King and Emperor by Harry Harrison. Chapter 16, 17, 18

Finally, Shef himself. Shef had seen Straw looking at him with much the same expression that he used when he looked at Richier, and he knew why. Among the lightly-built people of the hills, Shef stood out like Styrr among ordinary folk. He was head and shoulders taller than any other man in the company, Richier included. He outweighed Richier by fifty pounds and every other man or boy by seventy at least. Could he keep up when it came to speed? Could he creep undetected below the cover? Straw obviously thought not. Shef himself was more confident. It was not so many years since he and Hund had stalked the wild pigs together in the marsh, or snaked on their bellies to take fish from some thane’s private pond. He had grown bigger and stronger since then, but little of the weight, he knew, was fat. If anyone could elude the scouts and sentries, he could.

He had no fear, indeed, of being seen and killed in the night. He had a good chance, and death, if it came, would come cleanly, not as it had come to Sumarrfugl.

What did set a weight in his bowels and a chill at his heart was the thought of capture. For capture meant facing the Emperor. Shef had seen him close, drunk with him, felt no fear even when he stood with Bruno’s sword-point at his throat. Something told him now, though, that if they met again the genial side of his old comrade would be gone, replaced by the fanatic. He would not spare a heathen and a rival a second time.
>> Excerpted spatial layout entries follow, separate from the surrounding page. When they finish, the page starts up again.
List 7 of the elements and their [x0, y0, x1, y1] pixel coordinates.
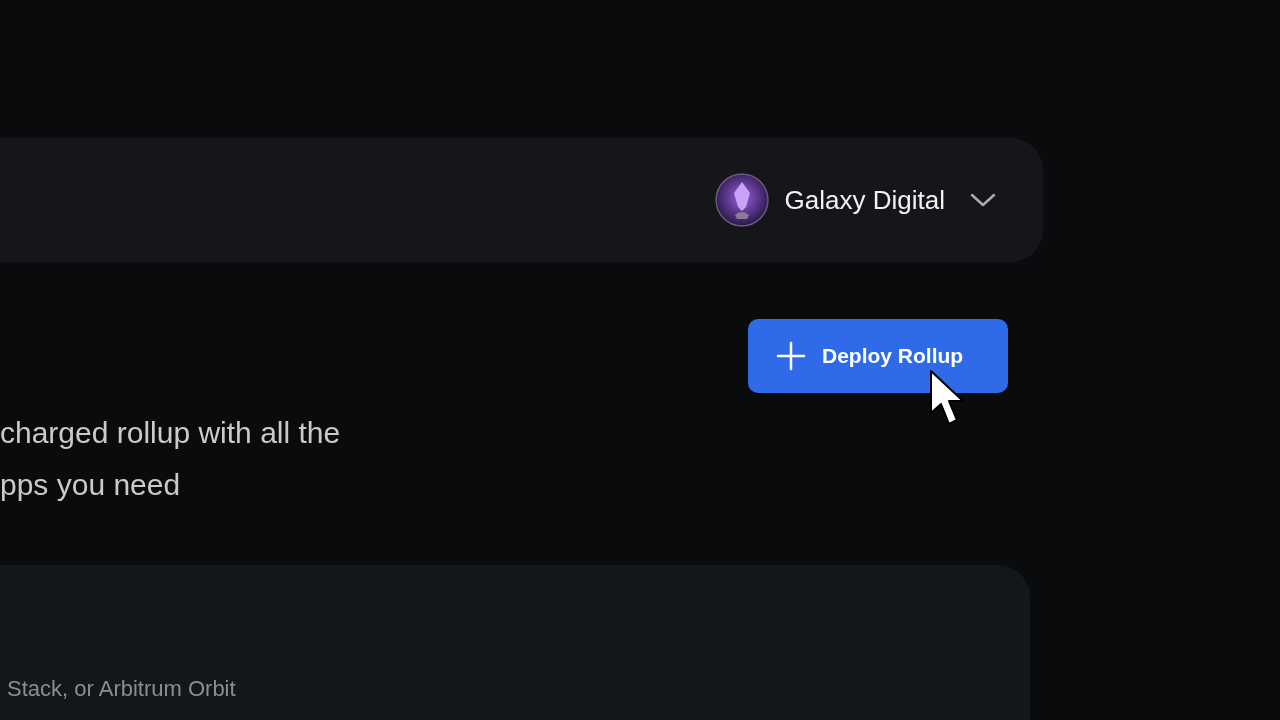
description-text: charged rollup with all the pps you need: [0, 415, 341, 503]
crystal-avatar-icon: [714, 173, 769, 227]
chevron-down-icon: [969, 191, 997, 209]
deploy-rollup-button[interactable]: Deploy Rollup: [748, 319, 1008, 393]
account-selector[interactable]: Galaxy Digital: [714, 173, 997, 227]
plus-icon: [776, 341, 806, 371]
card-text: Stack, or Arbitrum Orbit: [7, 675, 236, 703]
Shef looked round the small inner circle of seven. “Very well. We will start our ride as soon as I have finished speaking to the others. We work down into the plain behind our scouts, and at dusk we start to ride round in a wide circle. To come out on the other side of the rock, of Puigpunyent, to the north-west. Then we leave our horses and follow Straw here through the Emperor’s guard-ring.

“You know that is asking a lot. But I promise you this. The Emperor’s guards will all be looking at quite something else. If they are still there.”

A mutter of assent, if not belief.

“Stand aside then and be ready to go.”

Shef turned to the larger group standing further back, by their machines. Cwicca and his gang had brought light winches with them, mere cylinders of wood with a turning handle, and had spent a long hour slowly pegging them into the stony ground without noise of hammers. By each winch stood half a dozen of the ships’ catapulteers now turned kite-men, with by them the bulkier figures of the Vikings sent along to act as close-quarter guards.

In front of each of the three groups stood a kiteboy, Tolman in the middle, to either side Ubba and—Helmi, that was his name, a small pale boy little more than a child. A cousin of some crew-member’s, left orphaned and homeless by the wars. All three boys looked unusually serious and alert.

“You know what to do as well. Stay here, rest, light no fires. At midnight, Cwicca, you can read the stars, fly off the kites. There will be a wind coming down from the mountains behind, or so they tell us.

“Then you, boys. When you are at the end of your ropes and flying smoothly, bring out your fires. Light each of your baskets in turn and then drop them. Make sure the cloths are unfolded before you start lighting. Drop them one at a time, counting one hundred between each. Count slowly.

“Steffi, you count the baskets as they are lit. Once you have seen them all dropped, haul the boys in. Don’t stop to unpeg the winches, just leave everything and follow Messer Anselm wherever he says to go. In the morning we meet up and all head back to the ships. Any questions?”

There were none. Shef moved over once more and looked carefully at the gear they had spent the day assembling. The basic idea was to put together Steffi’s invention of the fall-delaying cloth with the thing that the heretics had shown him, the colored fires of the saltpeter and the Arab alchemy. Bundles of dry twigs, impregnated with saltpeter and sealed roughly with wax. A cloth tied by four corners to each one, each of them hanging from bent nails in the canework frames of the kites. Each cloth had a small hole in its center now: Steffi, experimenting continually, had discovered this prevented the trapped air from spilling sideways, gave a smoother and even a slower fall. The most difficult bit had been giving the boys fires to carry. There could be no striking tinder and steel in mid-air. In the end they had borrowed a sailor’s trick from the Vikings, who made long crossings in their undecked boats and could not always find dry tinder: tarred rope, lit and set to smolder inside a stiff canvas case.